Coconuts Hong KongToday, 12:18 PM
A woman has been left shaken and scarred after being sliced by the string of a "stunt kite" in Tai Po this weekend.

The incident reportedly occurred at around 6pm on Saturday, near Plover Cove Main Dam. Speaking to Oriental Daily, the woman, surnamed Lam, recalls cycling towards Tai Mei Tuk with her front and rear bicycle lights on. She said she clearly remembers seeing a white-shirted man, accompanied another man and a child, flying a huge kite which then fell and struck her off her bicycle. 
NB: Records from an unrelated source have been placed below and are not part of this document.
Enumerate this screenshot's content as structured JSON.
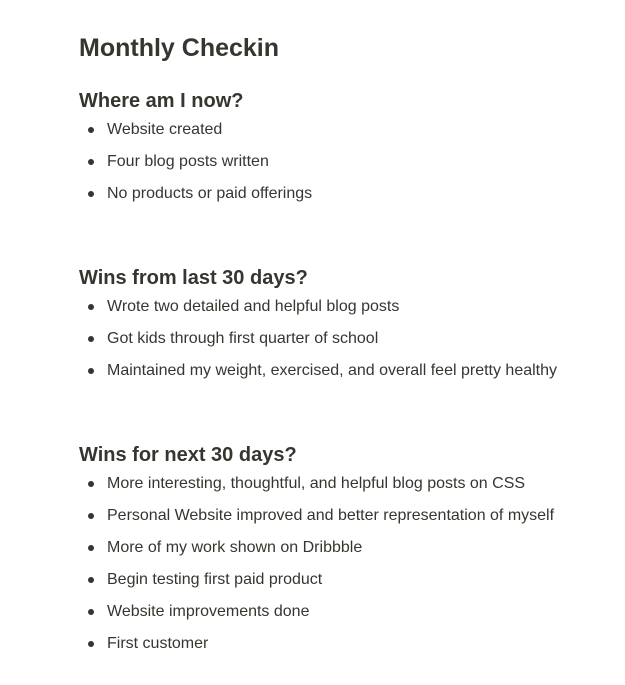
{
  "page_title": "Monthly Checkin",
  "sections": [
    {
      "heading": "Where am I now?",
      "items": [
        "Website created",
        "Four blog posts written",
        "No products or paid offerings"
      ]
    },
    {
      "heading": "Wins from last 30 days?",
      "items": [
        "Wrote two detailed and helpful blog posts",
        "Got kids through first quarter of school",
        "Maintained my weight, exercised, and overall feel pretty healthy"
      ]
    },
    {
      "heading": "Wins for next 30 days?",
      "items": [
        "More interesting, thoughtful, and helpful blog posts on CSS",
        "Personal Website improved and better representation of myself",
        "More of my work shown on Dribbble",
        "Begin testing first paid product",
        "Website improvements done",
        "First customer"
      ]
    }
  ]
}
After Lam had fallen from the accident, the man in the white shirt apparently rushed to pull her up and said "Could you not report this to the police? I will pay for your medical fees", but after seeing she was woozy from shock, he said "I wasn't the person flying the kite, that man already left. I'm just here to help you report this to the police".

So on top of not flying kites safely, he's also good at not keeping his story straight. What a pair of skills to have!

A nearby kite shop owner said he believed the kite was a special "stunt kite", with kite string tension of up to 200 hundred pounds, between 10-20 times the tensile strength of ordinary kites.

While Lam has mostly recovered from her injury, she has been left with a scar about 13-14 centimetres long spanning across her neck. 

Police said that they received reports of a female cyclist falling off her vehicle due to loss of balance, with minor injuries to the hand and neck, and are treating the incident as a traffic accident.